[PATCH v12 09/13] x86/sgx: EPC page allocation routines

From: Jarkko Sakkinen
Date: Tue Jul 03 2018 - 14:23:49 EST


SGX has a set of data structures to maintain information about the enclaves
and their security properties. BIOS reserves a fixed size region of
physical memory for these structures by setting Processor Reserved Memory
Range Registers (PRMRR). This memory area is called Enclave Page Cache
(EPC).

This commit implements the routines to allocate and free pages from
different EPC banks.
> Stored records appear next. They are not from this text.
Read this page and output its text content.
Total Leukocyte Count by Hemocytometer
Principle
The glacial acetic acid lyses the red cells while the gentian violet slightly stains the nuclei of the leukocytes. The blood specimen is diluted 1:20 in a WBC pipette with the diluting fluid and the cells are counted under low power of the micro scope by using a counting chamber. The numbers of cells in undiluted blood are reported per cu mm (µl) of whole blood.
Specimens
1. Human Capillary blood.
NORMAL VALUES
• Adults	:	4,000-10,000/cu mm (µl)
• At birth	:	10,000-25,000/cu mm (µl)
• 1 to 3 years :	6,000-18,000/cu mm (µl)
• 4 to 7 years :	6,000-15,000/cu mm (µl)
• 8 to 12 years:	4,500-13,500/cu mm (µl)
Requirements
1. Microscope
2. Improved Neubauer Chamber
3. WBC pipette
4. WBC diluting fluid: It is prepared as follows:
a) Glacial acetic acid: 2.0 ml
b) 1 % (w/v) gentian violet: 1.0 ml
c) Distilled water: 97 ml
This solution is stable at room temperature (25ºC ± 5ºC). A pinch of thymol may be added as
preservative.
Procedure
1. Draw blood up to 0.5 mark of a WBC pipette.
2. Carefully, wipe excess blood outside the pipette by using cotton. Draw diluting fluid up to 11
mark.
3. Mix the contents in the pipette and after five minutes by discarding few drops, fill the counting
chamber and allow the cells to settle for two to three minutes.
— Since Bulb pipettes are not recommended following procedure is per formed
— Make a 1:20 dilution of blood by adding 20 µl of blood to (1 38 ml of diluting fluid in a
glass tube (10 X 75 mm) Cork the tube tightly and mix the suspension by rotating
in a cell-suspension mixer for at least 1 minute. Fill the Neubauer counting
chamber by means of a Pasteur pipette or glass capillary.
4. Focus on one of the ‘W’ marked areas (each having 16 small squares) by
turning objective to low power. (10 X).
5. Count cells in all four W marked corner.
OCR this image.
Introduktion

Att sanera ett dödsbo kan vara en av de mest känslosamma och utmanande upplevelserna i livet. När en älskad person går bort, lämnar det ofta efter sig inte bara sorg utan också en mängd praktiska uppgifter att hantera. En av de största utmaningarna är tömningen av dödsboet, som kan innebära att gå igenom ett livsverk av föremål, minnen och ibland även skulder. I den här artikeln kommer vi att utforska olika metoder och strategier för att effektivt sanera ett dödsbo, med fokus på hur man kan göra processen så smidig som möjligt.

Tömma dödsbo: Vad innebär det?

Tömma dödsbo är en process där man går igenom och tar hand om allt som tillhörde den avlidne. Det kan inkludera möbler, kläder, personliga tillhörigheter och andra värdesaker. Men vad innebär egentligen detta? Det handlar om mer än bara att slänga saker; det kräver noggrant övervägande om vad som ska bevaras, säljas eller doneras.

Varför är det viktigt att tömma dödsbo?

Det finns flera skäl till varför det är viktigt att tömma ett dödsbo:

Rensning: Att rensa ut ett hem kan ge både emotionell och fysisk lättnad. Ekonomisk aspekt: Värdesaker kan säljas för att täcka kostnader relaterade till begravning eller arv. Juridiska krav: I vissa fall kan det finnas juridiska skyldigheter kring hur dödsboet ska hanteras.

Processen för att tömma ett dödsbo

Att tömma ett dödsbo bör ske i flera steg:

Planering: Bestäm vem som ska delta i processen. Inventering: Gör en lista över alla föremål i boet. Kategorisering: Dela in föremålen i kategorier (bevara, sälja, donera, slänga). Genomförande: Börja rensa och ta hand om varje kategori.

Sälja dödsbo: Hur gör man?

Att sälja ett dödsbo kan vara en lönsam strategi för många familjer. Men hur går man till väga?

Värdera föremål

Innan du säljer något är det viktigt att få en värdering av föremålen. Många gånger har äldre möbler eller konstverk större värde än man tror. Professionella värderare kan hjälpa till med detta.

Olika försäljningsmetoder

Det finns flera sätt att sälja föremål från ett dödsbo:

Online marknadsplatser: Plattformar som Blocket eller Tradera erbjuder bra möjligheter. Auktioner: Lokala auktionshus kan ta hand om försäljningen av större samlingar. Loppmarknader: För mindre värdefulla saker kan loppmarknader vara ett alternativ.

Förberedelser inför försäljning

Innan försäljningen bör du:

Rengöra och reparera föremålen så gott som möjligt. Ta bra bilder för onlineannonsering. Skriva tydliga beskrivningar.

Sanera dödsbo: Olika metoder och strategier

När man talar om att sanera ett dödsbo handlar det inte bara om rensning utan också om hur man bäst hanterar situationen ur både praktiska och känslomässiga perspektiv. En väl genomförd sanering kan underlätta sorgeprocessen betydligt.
There is also a swapper thread ksgxswapd for EPC
pages that gets woken up by sgx_alloc_page() when we run below the low
watermark. The swapper thread continues swapping pages up until it
reaches the high watermark.

The SGX driver and in future KVM provide a set of callbacks that are
used to reclaim, block and write an EPC pages. Kernel takes the
responsibility of maintaining LRU cache for them.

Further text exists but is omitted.